The white-thighed swallow's breeding season has not been determined. It includes January to May in Colombia and appears to span at least February to August in Panama. The species nests in cavities in trees (both natural and those excavated by other species) and in burrows in earthen banks; it does not excavate the cavities. It does nest near human habitations but is not known to nest in artificial structures. It makes a nest of dried grasses within the cavity or burrow. The clutch size, incubation period, time to fledging, and details of parental care are not known.

===Vocalization===

The white-thighed swallow's calls include "a thin, high-pitched tsee-tit and a chit-it, chee-dee-dit?. While foraging they make a "constant, soft zeet-zeet call.

==Status==

The IUCN has assessed the white-thighed swallow as being of Least Concern.
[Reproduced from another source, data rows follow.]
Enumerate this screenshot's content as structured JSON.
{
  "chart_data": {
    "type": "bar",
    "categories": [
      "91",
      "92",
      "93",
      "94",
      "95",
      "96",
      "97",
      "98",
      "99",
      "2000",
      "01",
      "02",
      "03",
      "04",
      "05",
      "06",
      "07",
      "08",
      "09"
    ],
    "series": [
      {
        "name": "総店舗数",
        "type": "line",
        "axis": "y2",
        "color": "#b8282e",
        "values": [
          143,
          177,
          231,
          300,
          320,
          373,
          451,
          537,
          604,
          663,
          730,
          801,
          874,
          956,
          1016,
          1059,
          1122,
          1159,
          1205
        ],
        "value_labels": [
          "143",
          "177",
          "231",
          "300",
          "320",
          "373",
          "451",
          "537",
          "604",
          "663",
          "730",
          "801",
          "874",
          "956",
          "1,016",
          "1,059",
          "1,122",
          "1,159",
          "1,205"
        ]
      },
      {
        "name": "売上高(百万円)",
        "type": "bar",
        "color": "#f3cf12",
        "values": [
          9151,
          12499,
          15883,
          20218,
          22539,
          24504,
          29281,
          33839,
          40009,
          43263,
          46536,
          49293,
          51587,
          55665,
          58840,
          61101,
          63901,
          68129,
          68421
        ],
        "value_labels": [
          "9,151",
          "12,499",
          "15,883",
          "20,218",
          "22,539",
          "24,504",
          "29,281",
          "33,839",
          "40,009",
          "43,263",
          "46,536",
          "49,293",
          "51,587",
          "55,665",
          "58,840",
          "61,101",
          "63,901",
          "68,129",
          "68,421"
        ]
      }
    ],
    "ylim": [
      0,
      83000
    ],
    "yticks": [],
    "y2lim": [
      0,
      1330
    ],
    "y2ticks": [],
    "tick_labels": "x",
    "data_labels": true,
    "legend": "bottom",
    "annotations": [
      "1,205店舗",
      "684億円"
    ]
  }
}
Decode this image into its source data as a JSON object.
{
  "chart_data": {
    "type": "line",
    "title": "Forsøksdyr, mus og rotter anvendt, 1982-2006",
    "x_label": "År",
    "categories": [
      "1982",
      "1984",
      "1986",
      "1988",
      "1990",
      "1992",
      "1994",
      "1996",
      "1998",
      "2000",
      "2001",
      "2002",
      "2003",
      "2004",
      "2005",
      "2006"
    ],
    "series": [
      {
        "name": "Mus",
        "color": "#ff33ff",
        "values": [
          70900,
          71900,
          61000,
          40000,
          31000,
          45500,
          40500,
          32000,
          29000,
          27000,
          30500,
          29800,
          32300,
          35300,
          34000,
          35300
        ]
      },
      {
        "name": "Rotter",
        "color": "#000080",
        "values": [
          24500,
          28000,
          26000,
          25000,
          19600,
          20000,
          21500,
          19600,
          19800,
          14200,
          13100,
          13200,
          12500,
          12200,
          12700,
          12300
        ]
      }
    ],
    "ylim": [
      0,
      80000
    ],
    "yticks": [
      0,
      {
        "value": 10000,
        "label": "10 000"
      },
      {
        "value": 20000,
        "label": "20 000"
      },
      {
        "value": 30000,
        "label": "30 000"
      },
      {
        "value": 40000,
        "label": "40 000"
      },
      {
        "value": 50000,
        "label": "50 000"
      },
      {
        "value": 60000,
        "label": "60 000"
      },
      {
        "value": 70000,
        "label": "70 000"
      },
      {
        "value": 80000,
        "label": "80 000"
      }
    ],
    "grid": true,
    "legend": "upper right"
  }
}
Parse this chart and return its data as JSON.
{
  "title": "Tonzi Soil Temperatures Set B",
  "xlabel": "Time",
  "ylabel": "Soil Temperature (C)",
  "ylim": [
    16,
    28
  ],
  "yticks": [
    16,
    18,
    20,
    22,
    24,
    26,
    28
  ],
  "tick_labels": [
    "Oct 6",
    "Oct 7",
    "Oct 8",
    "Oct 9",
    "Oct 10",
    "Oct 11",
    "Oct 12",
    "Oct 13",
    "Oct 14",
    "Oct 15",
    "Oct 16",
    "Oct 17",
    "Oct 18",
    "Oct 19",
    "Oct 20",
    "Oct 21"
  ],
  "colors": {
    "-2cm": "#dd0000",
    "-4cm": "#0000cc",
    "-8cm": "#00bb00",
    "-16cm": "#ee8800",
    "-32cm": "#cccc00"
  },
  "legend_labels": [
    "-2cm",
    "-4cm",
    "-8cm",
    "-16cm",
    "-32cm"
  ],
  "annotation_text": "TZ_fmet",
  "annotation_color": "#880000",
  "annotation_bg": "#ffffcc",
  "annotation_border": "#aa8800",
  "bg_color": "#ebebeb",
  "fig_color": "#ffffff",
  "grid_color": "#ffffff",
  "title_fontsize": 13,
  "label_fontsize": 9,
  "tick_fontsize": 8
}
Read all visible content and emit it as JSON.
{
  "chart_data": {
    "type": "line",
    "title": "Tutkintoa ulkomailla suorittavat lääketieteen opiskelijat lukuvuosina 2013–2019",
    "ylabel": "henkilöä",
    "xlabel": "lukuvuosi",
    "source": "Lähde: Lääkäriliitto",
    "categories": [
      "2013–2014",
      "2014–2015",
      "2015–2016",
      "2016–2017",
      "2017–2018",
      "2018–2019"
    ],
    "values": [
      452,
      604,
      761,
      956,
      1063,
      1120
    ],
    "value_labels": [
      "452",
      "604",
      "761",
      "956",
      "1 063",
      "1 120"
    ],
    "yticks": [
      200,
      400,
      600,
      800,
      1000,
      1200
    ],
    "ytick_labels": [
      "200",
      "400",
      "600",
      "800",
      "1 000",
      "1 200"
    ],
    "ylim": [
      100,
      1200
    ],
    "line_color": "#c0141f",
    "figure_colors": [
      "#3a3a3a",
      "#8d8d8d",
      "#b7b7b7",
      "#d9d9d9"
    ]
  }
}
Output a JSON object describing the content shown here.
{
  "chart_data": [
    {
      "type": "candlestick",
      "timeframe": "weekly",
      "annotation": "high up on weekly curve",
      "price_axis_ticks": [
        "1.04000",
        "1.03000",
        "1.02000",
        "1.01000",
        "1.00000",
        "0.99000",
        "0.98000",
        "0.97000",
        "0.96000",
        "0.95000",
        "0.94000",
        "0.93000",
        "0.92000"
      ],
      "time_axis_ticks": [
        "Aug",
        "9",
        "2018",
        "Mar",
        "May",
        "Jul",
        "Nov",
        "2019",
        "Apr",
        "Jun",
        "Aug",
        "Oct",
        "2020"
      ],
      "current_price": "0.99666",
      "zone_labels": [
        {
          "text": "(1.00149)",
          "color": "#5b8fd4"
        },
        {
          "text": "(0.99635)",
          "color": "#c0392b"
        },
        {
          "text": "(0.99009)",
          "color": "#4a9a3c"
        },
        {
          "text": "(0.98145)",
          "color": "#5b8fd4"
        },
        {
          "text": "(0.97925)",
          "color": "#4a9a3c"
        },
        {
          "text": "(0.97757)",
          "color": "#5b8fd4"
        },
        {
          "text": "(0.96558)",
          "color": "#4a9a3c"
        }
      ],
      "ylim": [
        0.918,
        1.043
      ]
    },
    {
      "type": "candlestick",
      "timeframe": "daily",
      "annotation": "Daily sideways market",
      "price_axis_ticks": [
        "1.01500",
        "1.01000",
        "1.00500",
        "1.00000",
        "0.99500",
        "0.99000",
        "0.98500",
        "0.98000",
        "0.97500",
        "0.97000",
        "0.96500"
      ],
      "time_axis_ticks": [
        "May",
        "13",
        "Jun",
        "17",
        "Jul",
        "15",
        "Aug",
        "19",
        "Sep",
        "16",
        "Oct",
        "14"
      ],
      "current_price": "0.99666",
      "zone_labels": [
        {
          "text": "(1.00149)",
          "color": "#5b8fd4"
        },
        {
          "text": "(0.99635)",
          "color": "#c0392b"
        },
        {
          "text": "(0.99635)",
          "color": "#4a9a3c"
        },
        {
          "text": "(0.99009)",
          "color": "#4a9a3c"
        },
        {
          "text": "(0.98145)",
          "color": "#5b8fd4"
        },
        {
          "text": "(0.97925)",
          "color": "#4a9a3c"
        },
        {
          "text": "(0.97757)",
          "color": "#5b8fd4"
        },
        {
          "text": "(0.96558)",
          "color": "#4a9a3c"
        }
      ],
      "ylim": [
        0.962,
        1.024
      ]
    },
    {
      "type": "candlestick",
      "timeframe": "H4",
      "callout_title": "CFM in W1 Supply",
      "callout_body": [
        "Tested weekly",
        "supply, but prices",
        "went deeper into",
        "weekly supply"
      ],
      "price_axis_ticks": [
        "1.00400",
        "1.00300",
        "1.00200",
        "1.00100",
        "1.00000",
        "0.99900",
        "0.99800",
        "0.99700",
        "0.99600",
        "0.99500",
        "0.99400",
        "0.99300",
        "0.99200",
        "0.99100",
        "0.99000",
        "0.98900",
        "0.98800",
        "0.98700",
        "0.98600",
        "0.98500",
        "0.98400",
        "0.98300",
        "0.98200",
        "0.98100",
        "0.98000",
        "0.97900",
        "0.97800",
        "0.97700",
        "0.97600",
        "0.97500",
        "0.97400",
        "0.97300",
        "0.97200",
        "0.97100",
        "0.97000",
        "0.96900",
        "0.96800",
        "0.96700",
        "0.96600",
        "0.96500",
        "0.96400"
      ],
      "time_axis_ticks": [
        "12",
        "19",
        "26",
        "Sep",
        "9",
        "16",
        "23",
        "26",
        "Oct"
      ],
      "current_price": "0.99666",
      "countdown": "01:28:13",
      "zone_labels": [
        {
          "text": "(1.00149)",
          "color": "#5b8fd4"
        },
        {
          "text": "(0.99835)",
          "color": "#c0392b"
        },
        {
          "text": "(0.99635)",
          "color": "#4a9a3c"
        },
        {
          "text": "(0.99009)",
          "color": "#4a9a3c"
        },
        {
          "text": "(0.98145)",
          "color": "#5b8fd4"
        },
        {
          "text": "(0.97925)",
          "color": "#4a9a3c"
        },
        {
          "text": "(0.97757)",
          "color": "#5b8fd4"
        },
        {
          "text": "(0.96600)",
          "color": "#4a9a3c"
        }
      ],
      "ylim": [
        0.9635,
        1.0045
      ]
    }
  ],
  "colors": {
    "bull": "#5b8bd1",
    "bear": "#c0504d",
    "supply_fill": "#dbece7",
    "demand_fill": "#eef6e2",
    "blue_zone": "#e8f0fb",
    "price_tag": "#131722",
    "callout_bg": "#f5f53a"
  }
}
It has a very large range; its estimated population of at least 500,000 mature individuals is believed to be decreasing. No immediate threats have been identified. It is considered common in Colombia, "local and generally scarce" in Ecuador, common in its main Venezuelan range and rare and local outside it, and "uncommon to rare" in Brazil. The species is "often seen near roads and farm clearings, suggesting that they may benefit from human activities which increase edge habitat".